OpenAI’s rollout of GPT-5 has stirred mixed reactions, particularly among ChatGPT Plus subscribers who feel the update has reduced, rather than expanded, their access to advanced features. The new model, which brings notable improvements in reasoning, coding, and tool integration, is now available to all ChatGPT users, including those on the free tier—a first for a flagship release. However, these broader access changes come with new message caps that many paying users see as a downgrade.
Under the updated system, free-tier accounts can send up to ten GPT-5 messages every five hours, with just one daily interaction allowed with the more resource-intensive “GPT-5 Thinking” mode. Once limits are reached, the system automatically shifts to the lighter GPT-5 mini. Plus subscribers now have a higher allowance of 80 GPT-5 messages every three hours, but the “Thinking” model is restricted to just 200 messages per week. For comparison, prior versions gave Plus users essentially unlimited use of older “thinking” models such as o3 and o4-mini. The Pro tier remains the only plan with unlimited GPT-5 access.
These restrictions have drawn sharp criticism from long-time Plus customers. Some point out that, in practical terms, the new caps make it harder to consistently access the deeper, more deliberative reasoning modes they previously relied on. Others argue that framing this as an “upgrade” is misleading when daily functionality for paying users has been reduced. A few have suggested prompt-level workarounds, asking GPT-5 to “think longer” to emulate the more thorough processing of the Thinking model, but this is seen as an imperfect solution.

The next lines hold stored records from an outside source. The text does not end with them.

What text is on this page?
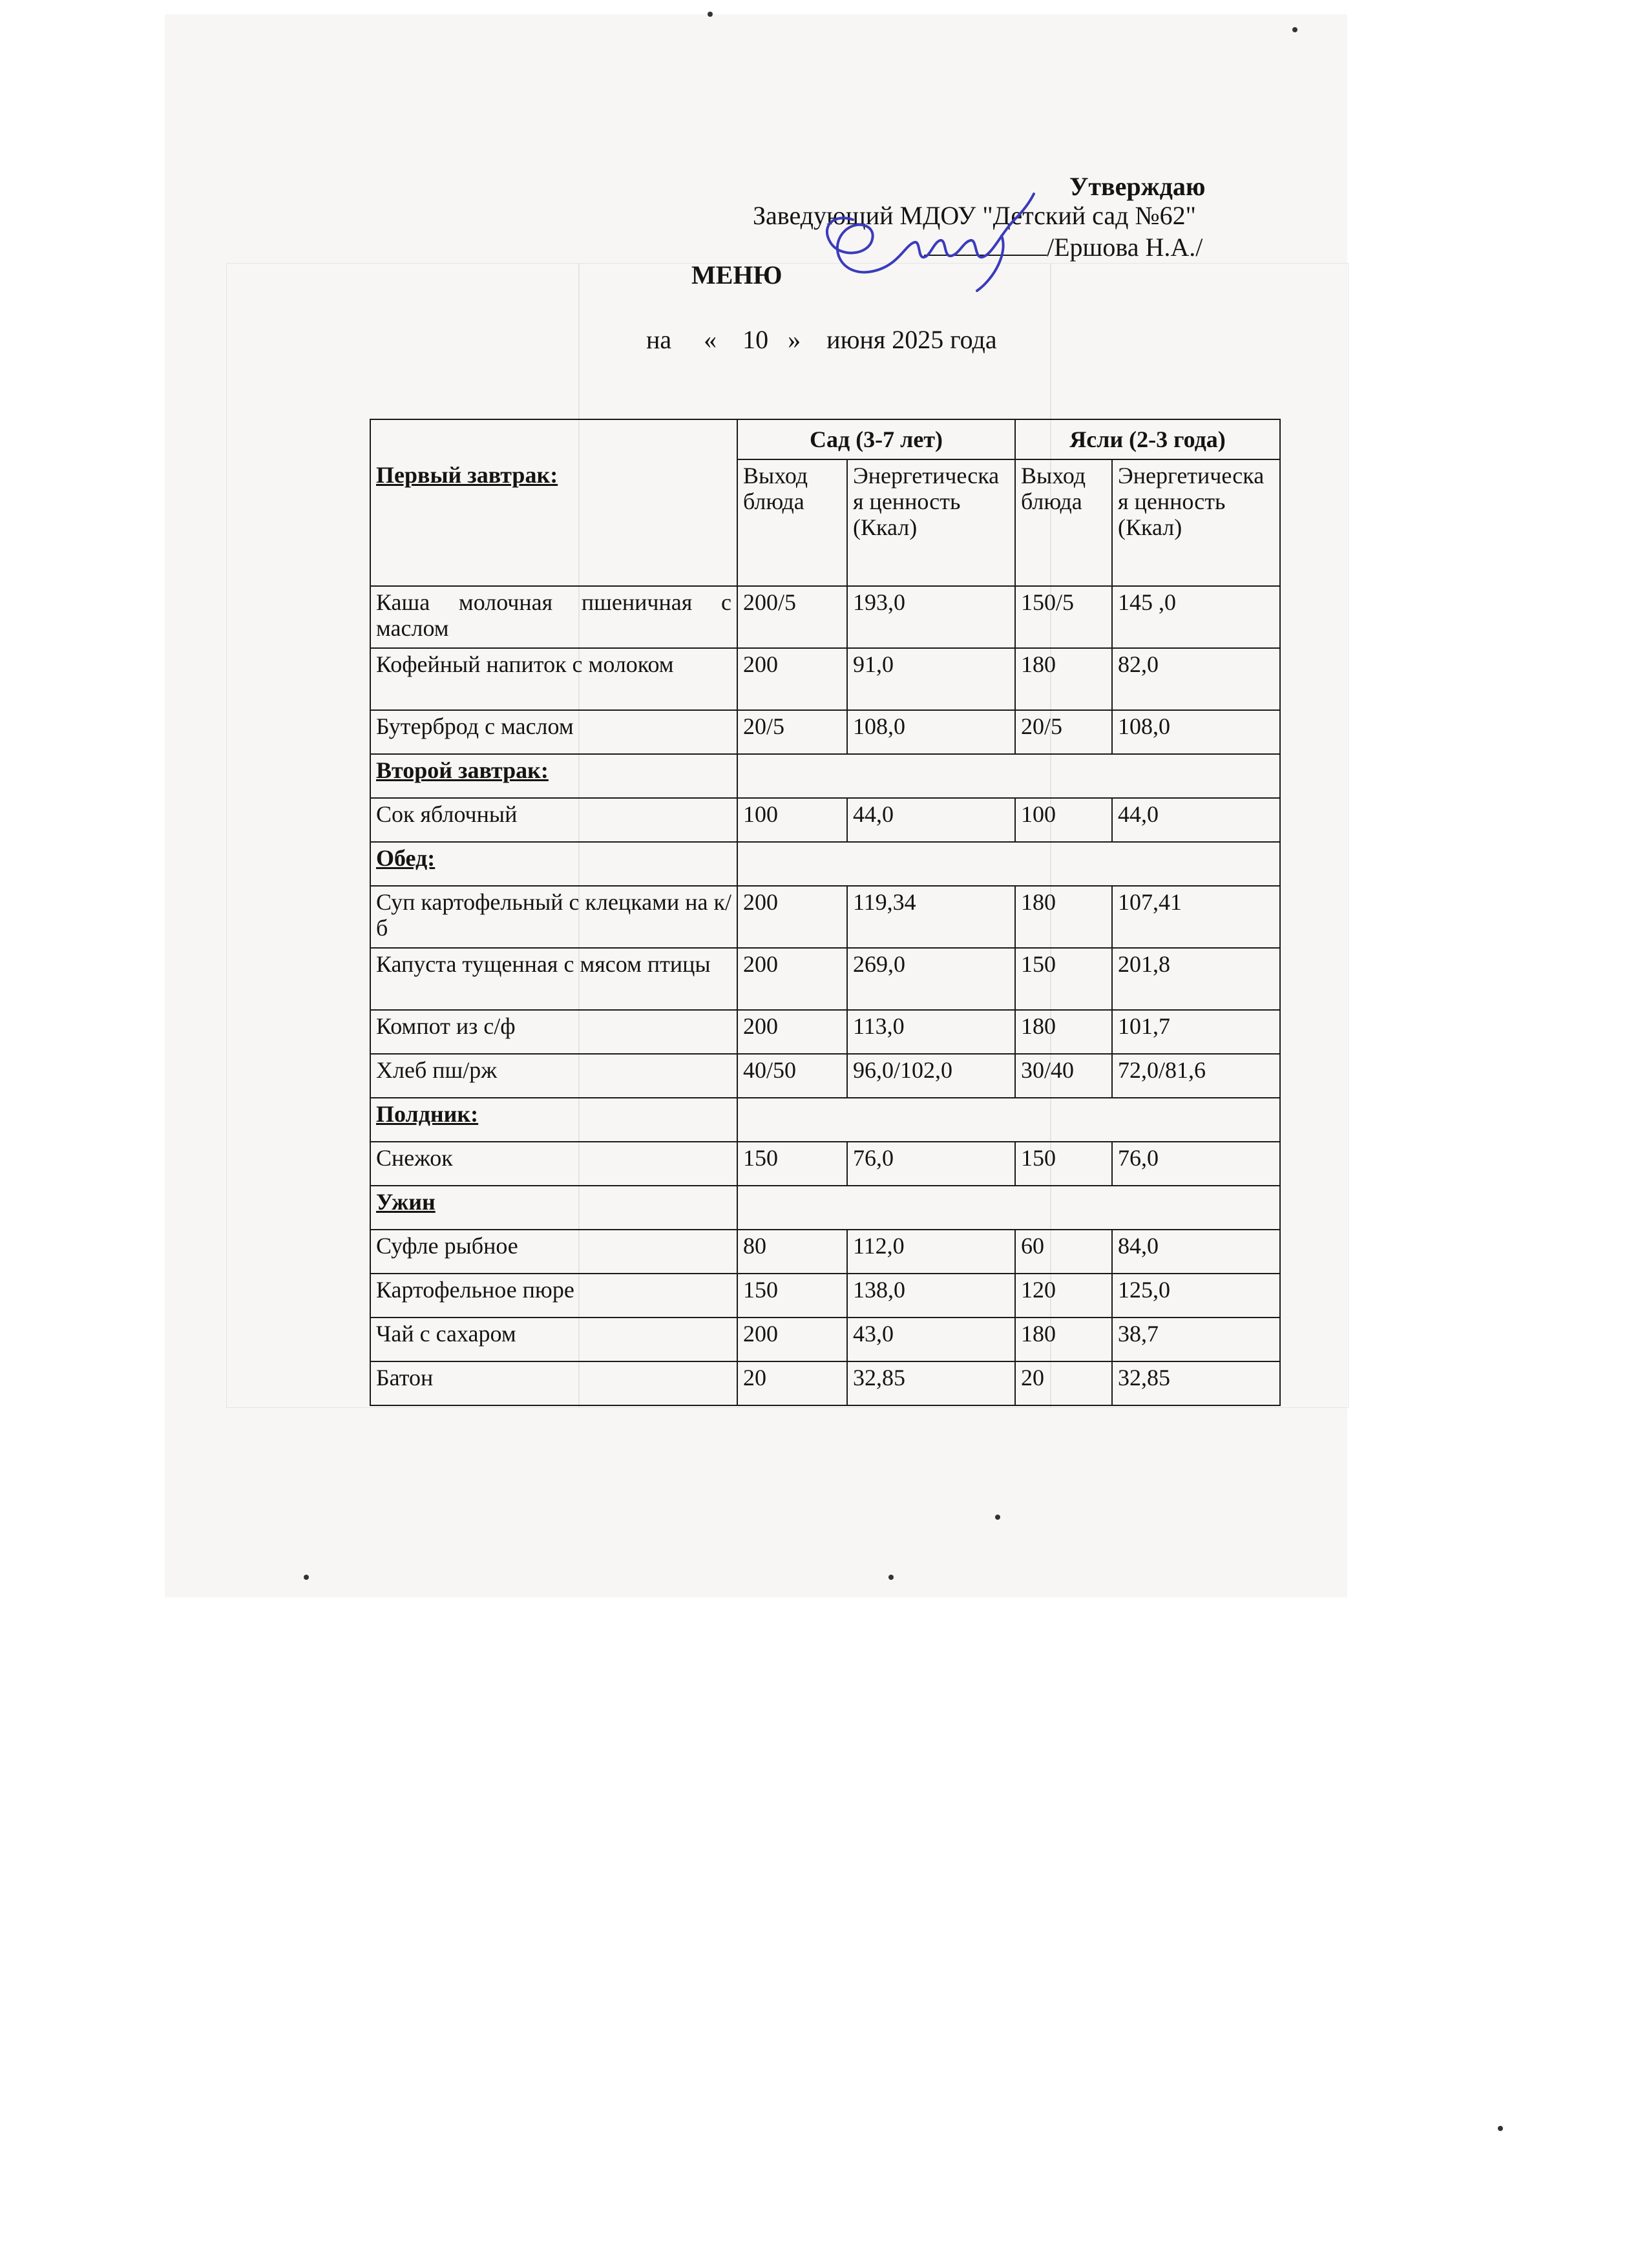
Утверждаю
Заведующий МДОУ "Детский сад №62"
/Ершова Н.А./
МЕНЮ
на « 10 » июня 2025 года
	Сад (3-7 лет)		Ясли (2-3 года)	
Первый завтрак:	Выход блюда	Энергетическая ценность (Ккал)	Выход блюда	Энергетическая ценность (Ккал)
Каша молочная пшеничная с маслом	200/5	193,0	150/5	145 ,0
Кофейный напиток с молоком	200	91,0	180	82,0
Бутерброд с маслом	20/5	108,0	20/5	108,0
Второй завтрак:				
Сок яблочный	100	44,0	100	44,0
Обед:				
Суп картофельный с клецками на к/б	200	119,34	180	107,41
Капуста тущенная с мясом птицы	200	269,0	150	201,8
Компот из с/ф	200	113,0	180	101,7
Хлеб пш/рж	40/50	96,0/102,0	30/40	72,0/81,6
Полдник:				
Снежок	150	76,0	150	76,0
Ужин				
Суфле рыбное	80	112,0	60	84,0
Картофельное пюре	150	138,0	120	125,0
Чай с сахаром	200	43,0	180	38,7
Батон	20	32,85	20	32,85
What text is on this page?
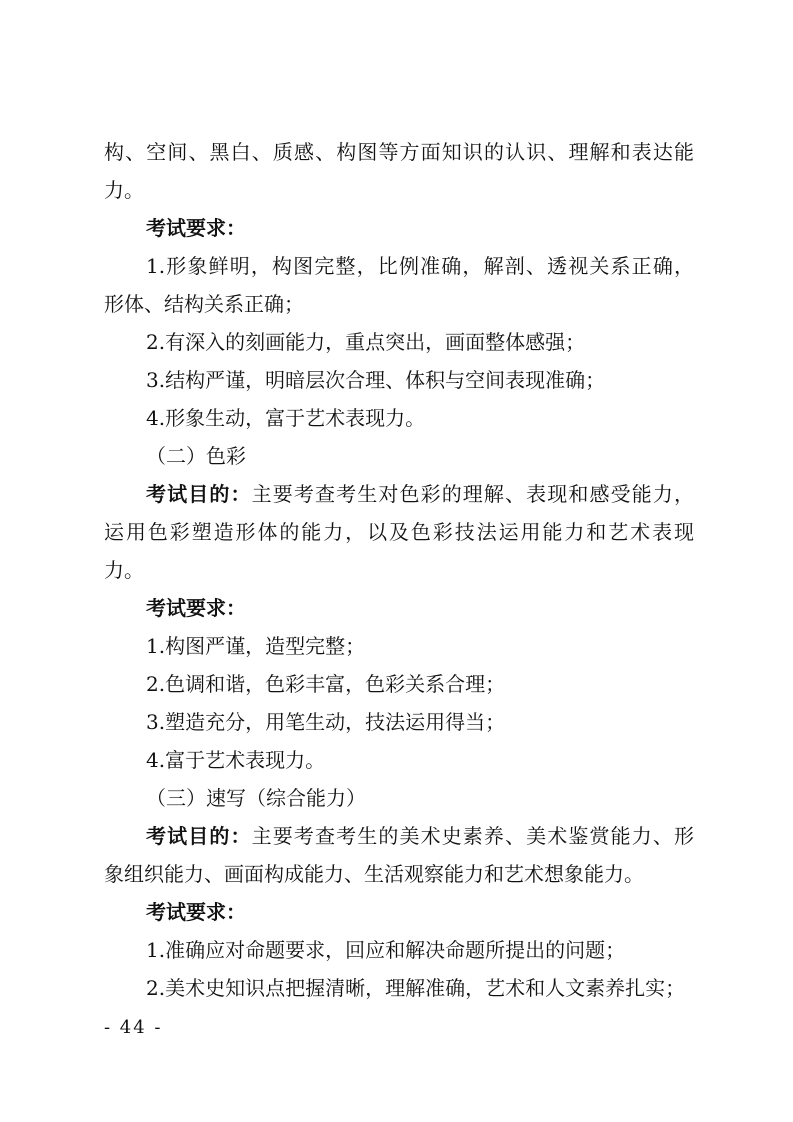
构、空间、黑白、质感、构图等方面知识的认识、理解和表达能
力。
考试要求：
1.形象鲜明，构图完整，比例准确，解剖、透视关系正确，
形体、结构关系正确；
2.有深入的刻画能力，重点突出，画面整体感强；
3.结构严谨，明暗层次合理、体积与空间表现准确；
4.形象生动，富于艺术表现力。
（二）色彩
考试目的：主要考查考生对色彩的理解、表现和感受能力，
运用色彩塑造形体的能力，以及色彩技法运用能力和艺术表现
力。
考试要求：
1.构图严谨，造型完整；
2.色调和谐，色彩丰富，色彩关系合理；
3.塑造充分，用笔生动，技法运用得当；
4.富于艺术表现力。
（三）速写（综合能力）
考试目的：主要考查考生的美术史素养、美术鉴赏能力、形
象组织能力、画面构成能力、生活观察能力和艺术想象能力。
考试要求：
1.准确应对命题要求，回应和解决命题所提出的问题；
2.美术史知识点把握清晰，理解准确，艺术和人文素养扎实；
- 44 -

OpenAI has not yet indicated whether it will adjust these limits in response to the backlash. The company faces a balancing act: keeping advanced AI widely available without overloading infrastructure, while ensuring that paying customers continue to see clear value in their subscriptions. How the company navigates this tension will likely determine whether GPT-5 is remembered as a milestone in accessibility—or as a turning point that eroded subscriber trust.